As someone with the crazy idea that good gameplay design makes a game worth playing over something like a gimmicky way of controlling it I’ve never been convinced by the Wii (and it’s shockingly low average scores for its software aren’t really doing much to support the “gimmicky controller is a silver-bullet solution to F U N” either) and so it was with disdain that I saw both Microsoft and Sony wasting huge amounts of time and money in producing gimmicky controllers of their own.
Whilst Sony admit the effort they presented at E3 is a work-in-progress, Microsoft’s work-in-progress effort is already being pimped as the Second Coming of a revolution that hasn’t proved to be all that revolutionary in the first place. Within days of its announcement various high-profile shows in the US have all shown us how much fun it is to pay $400 (TV not included) to kick a virtual ball around in a virtually unsatisfying way. The notion that spending less than a tenth of the money for an infinitely more satisfying genuine experience seems to have eluded most people. Heck, you don’t even have to limit your movements to standing in a small square on the floor with a real soccer-ball either.
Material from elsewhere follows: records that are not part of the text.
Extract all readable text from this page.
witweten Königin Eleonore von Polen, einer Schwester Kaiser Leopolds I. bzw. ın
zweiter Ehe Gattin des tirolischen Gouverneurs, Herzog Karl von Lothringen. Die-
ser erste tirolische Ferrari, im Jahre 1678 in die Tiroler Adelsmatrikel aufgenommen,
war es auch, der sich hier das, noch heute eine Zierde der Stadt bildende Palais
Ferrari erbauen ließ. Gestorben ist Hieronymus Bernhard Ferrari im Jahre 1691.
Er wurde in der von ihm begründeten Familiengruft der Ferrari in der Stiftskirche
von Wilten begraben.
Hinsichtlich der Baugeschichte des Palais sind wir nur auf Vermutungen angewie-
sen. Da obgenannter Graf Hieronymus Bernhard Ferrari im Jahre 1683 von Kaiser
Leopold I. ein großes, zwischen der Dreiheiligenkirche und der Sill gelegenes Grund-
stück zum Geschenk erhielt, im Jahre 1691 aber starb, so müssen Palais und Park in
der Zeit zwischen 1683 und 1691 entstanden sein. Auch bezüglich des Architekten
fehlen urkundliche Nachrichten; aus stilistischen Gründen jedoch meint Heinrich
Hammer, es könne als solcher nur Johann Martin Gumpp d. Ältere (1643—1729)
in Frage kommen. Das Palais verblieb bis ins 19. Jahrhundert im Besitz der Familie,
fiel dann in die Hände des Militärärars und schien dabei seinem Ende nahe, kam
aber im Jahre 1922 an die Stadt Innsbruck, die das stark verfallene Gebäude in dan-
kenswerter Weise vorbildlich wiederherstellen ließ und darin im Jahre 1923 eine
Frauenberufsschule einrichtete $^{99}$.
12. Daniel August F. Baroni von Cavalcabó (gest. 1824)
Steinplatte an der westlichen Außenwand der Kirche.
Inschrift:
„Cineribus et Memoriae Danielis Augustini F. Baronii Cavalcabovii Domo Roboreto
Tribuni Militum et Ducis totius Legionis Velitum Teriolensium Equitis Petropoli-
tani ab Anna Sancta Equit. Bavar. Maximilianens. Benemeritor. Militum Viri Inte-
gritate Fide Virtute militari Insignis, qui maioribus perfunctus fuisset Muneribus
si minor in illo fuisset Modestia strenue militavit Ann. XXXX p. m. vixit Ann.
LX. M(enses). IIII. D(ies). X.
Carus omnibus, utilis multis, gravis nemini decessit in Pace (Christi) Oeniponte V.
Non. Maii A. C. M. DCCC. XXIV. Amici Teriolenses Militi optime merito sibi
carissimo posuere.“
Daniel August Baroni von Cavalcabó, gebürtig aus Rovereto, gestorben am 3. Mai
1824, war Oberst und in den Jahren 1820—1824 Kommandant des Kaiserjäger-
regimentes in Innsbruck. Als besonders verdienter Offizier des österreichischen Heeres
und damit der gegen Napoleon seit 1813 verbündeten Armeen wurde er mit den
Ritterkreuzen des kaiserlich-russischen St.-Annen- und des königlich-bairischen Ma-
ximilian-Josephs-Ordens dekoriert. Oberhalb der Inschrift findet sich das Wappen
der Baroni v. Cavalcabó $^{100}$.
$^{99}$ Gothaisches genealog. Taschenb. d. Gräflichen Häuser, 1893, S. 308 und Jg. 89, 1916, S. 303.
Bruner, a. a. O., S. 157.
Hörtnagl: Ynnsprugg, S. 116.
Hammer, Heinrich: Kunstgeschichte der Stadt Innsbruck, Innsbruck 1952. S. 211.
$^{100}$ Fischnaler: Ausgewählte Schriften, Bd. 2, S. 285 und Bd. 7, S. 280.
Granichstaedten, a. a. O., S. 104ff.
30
So, it’s with great satisfaction and not a small amount of relief that at least one USA show, The Colbert Report, can tell it like it really is:
The merriment starts at about 1:40 and I defy anyone not to laugh out loud when he pushes that red button when asking if the time is right to invest in Microsoft.
I laughed, and it’s a good point he’s making.
How many people play Guitar Hero without the guitar, afterall?